Fresh Start Agreement must not be another False Start – FF

Fianna Fáil Frontbench Spokesperson on Border Region Development Brendan Smith TD has welcomed the fact that another deal has been agreed in Belfast, but warned that the latest agreement, entitled ‘A Fresh Start’ must not be another false start.

The Cavan-Monaghan TD welcomed the fact that Fianna Fáil’s calls for the reinstatement of a paramilitary monitoring commission and the creation of a cross border crime task force have been included in the agreement, but expressed concern about the failure of the recent talks process to agree on mechanisms to deal with the past.

Deputy Smith commented, “People in the North have had enough of political games. They want their representatives to take responsibility and start delivering. This ‘Fresh Start’ Agreement must not be another false start, where the crisis is just kicked down the road past the next elections. Having taken some time to review the document, it is far from clear what is hugely different in this agreement from what went before in the Stormont House Agreement. Responsibility for making the actual decisions on welfare reform has been handed back to Westminster and the critical issue of dealing with the past has been postponed again, and both of these developments will give people cause for concern.

“Following recent violence and reports on the activity of paramilitary groups, Fianna Fáil called for the reintroduction of a paramilitary monitoring commission and the establishment of a properly resourced cross-border agency to deal with organised crime. Both of these suggestions have been accepted and we welcome this.

“We also called for solid commitments on Narrow Water Bridge and the upgrade of the A5 and while we welcome the commitment to press ahead with the A5, we are very disappointed that the Narrow Water Bridge receives only a vague and passing mention.

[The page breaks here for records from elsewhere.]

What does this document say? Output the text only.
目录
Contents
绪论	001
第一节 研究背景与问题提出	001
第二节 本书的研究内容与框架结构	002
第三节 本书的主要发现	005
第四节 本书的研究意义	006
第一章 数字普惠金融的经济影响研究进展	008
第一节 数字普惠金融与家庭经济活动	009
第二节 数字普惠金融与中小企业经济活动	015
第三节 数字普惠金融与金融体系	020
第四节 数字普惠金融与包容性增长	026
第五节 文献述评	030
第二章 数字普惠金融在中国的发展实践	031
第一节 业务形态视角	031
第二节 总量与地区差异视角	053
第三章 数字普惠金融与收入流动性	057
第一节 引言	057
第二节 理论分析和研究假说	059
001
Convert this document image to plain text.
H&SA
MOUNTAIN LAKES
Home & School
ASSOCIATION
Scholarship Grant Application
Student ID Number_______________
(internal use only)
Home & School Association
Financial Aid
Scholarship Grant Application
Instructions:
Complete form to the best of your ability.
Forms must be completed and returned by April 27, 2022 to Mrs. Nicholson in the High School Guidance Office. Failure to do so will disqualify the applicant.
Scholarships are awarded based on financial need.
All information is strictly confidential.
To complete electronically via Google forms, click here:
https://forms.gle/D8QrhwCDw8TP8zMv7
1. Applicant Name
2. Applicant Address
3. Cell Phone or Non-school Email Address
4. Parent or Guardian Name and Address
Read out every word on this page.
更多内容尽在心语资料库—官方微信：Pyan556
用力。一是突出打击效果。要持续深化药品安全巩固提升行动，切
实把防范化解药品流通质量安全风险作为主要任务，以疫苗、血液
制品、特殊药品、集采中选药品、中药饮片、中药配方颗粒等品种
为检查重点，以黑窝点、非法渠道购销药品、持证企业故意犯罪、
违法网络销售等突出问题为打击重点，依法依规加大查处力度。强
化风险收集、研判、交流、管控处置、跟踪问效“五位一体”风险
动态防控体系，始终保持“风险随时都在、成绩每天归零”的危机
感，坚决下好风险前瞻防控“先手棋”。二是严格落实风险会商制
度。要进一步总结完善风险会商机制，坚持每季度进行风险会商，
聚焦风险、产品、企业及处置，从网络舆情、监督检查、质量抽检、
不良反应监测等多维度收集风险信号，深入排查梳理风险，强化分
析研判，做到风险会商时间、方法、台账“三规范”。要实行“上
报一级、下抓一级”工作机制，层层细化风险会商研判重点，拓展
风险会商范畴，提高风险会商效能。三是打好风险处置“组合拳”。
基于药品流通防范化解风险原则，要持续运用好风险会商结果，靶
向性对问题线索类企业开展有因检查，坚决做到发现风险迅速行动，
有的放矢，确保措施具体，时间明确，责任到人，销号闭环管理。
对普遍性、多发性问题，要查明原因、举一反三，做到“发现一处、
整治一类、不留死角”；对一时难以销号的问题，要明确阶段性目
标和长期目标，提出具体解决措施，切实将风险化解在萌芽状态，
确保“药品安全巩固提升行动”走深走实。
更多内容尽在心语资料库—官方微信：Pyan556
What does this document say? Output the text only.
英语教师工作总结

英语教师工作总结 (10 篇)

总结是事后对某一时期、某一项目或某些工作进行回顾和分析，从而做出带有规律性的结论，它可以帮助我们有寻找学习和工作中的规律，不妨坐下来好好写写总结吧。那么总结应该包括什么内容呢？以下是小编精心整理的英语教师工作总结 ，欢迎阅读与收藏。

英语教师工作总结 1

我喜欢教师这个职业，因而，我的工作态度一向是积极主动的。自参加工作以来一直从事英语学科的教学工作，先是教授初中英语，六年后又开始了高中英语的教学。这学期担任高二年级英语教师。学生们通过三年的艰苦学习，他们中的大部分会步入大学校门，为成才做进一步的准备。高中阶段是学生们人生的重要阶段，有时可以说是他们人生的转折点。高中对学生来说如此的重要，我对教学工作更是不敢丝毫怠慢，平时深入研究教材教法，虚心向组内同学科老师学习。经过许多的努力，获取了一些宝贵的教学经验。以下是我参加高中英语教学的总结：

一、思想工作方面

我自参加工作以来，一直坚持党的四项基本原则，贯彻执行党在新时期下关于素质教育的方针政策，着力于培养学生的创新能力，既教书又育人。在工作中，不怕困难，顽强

“The damage to public confidence in Northern Ireland created by the political games and paramilitary activity cannot and must not be underestimated. For the last four years, citizens whose buy-in and support is critically important have watched with dismay as the promise of the Good Friday Agreement and its institutions gave way to mistrust and recrimination among the political establishment in Belfast.

“Fianna Fáil’s hope is that the public will give the political establishment another chance with implementing this deal, but if the main parties revert again to the games of the last four years, it is not clear how many more chances they will get.”